V: Complete emptiness
M: What is that experience itself? Does it have a shape or form?
V: I can't think of any shape or form for it.
M: That which has no shape or form, is that you?
V: I don't know. I have only had this experience and I feel every thought and everything else was just a lot of rubbish. Everything in the world is just a lot of nonsense, it has no meaning. The only thing I have got is "nothing", that is the only thing that has meaning. I can't express it.
M: That is all right. But in the balance of all this experience and no-experience, what is it that you think you are? What is your knowledge about your own identity? What result have you got? What is the balance sheet? Ultimately, what is the conclusion you have arrived at about your self? Is there something at all or are you also nothing?
V: I am nothing.
M: Don't use the word "I". But what is it that is nothing?
V: I don't know.
M: Have you done any meditation?
V: There was a seminar of EST, a four-day course of continual meditation; I went to one of those and that's where I got the experience of nothingness.
M: What is EST?
V: EST is an organization; it means "to be" in French. It is a regular institution that gives seminars.
M: The answer you have given is correct. But with that answer, there is nothing further that can be said. Have you come to that conclusion with conviction?
V: Yes, I have. You see, I have felt that this nothingness, if it indeed is the ultimate reality that I have been looing for, then I am not happy with it because it does not seem to nurture me.
M: If there is nothingness, then there is nothingness [nothing left of] about an individual either. So who is it who is grumbling, who is not satisfied with the experience, with the nothingness? If there is nothingness, there must be total nothingness. There can't be an individual who is away from it and can still say, "There is nothingness." So hat is this individual, who is not satisfied with the total nothingness, which it is? Who is dissatisfied? Who is grumbling?

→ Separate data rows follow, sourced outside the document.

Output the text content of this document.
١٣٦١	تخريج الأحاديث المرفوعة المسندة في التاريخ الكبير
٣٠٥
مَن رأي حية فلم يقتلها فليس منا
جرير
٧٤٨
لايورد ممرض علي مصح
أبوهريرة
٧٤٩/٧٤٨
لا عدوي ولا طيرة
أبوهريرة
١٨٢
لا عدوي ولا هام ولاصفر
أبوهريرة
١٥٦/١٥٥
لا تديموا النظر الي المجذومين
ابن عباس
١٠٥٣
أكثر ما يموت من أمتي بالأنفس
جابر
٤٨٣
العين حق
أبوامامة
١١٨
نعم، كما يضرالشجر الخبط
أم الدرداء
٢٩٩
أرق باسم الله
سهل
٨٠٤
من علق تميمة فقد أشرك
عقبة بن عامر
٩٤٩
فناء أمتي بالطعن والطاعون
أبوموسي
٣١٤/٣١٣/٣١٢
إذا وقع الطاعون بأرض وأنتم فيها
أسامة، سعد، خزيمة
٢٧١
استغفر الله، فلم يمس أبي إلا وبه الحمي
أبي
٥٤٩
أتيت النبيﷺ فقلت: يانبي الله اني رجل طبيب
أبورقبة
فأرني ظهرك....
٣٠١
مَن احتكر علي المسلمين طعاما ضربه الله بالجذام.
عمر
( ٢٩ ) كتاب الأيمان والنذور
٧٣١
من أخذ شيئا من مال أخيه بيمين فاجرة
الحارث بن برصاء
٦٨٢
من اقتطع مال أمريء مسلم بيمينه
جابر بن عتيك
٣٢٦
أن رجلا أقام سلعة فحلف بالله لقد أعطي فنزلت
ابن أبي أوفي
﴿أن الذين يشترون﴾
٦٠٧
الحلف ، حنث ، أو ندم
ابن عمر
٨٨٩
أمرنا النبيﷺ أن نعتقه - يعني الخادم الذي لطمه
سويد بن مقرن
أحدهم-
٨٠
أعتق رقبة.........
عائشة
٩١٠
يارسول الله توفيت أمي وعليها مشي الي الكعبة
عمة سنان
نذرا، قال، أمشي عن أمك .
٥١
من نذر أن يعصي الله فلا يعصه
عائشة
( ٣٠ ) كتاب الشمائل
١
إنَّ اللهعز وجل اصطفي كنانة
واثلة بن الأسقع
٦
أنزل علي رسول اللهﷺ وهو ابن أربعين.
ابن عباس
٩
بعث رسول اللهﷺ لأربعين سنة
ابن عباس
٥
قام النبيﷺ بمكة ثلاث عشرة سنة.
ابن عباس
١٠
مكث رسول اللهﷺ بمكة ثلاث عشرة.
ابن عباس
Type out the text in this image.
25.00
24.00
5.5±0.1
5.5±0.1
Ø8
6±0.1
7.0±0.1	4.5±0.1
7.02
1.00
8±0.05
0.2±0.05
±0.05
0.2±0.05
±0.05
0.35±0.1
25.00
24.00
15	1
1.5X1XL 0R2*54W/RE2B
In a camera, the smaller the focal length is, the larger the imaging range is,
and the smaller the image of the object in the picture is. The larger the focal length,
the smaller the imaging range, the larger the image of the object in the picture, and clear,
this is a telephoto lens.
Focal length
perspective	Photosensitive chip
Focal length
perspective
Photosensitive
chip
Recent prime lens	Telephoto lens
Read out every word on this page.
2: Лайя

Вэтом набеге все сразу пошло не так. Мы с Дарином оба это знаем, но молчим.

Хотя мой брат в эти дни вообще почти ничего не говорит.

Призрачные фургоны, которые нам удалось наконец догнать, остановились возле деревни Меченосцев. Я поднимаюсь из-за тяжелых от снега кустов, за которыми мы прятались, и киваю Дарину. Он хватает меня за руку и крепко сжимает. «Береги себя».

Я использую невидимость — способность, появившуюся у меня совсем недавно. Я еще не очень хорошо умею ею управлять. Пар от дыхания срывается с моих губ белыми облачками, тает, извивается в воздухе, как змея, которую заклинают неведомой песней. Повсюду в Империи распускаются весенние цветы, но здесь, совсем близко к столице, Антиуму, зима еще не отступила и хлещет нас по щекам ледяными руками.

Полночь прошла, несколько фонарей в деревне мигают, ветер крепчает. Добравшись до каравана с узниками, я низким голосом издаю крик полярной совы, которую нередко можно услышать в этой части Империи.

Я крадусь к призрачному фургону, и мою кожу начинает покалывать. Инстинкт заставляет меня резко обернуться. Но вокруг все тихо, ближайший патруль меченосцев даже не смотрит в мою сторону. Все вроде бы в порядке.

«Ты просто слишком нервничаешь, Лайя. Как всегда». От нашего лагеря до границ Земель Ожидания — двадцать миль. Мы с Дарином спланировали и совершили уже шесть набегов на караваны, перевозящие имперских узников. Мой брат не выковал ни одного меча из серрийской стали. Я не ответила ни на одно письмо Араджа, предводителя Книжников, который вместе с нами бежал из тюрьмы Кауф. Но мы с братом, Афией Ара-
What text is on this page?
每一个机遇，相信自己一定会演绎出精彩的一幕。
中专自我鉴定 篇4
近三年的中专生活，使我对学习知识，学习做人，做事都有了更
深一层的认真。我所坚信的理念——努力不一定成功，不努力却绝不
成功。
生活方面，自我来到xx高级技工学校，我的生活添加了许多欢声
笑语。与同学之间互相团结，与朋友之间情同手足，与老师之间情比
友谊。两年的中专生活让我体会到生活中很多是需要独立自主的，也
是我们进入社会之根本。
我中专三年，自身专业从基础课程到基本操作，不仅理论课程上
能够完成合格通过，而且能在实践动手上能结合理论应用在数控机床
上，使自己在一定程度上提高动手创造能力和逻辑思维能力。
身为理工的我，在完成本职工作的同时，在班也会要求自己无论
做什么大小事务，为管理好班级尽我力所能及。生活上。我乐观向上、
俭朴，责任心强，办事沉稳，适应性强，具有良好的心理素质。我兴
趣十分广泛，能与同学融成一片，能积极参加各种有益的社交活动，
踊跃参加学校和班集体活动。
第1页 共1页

In that nothingness, the individual also must be dissolved. Then who is it that is grumbling? Who is it that is not satisfied?
V: Oh grumbling means - there is no interest now in doing anything or fighting the battles of life as we used todo before, like warriors.
Interpreter (I): So that individual has been dissolved?
V: There is nothing, absolutely nothing.
I: Then where is the dissatisfaction? Dissatisfaction must be felt by somebody!
V: How can one live in this world..
I: But who? That is Maharaj's question!
V: The physical body, the physical manifestation. How can it live and how can it survive on this earth with a form if all the time it has got this concept of complete nothingness?
M: I come back to the same thing. What is it that has to do anything in this nothingness? What is it that is left in this nothingness who has to do anything?
V: Perhaps this nothingness was only a beginning, and was just a quest like everything else.
M: Something has turned into nothingness. What is that something that has turned into nothingness? This consciousness that I am, that I exist, that concept itself has turned into nothingness. So what is left? Who is left?
V: Nothing is left.
M: The answer is 100% correct. But I wanted to find out how steady you are in that nothingness. What is or is not, don't argue about that; we can only talk about what has happened to you. And you as an individual or the conscious presence has been dissolved into nothingness. That is all you can say.
Once you are in that situation, there is nothing; whatever work you do, whatever your behavior, is the work and behavior of that child of a barren woman, that does not exist as an individual.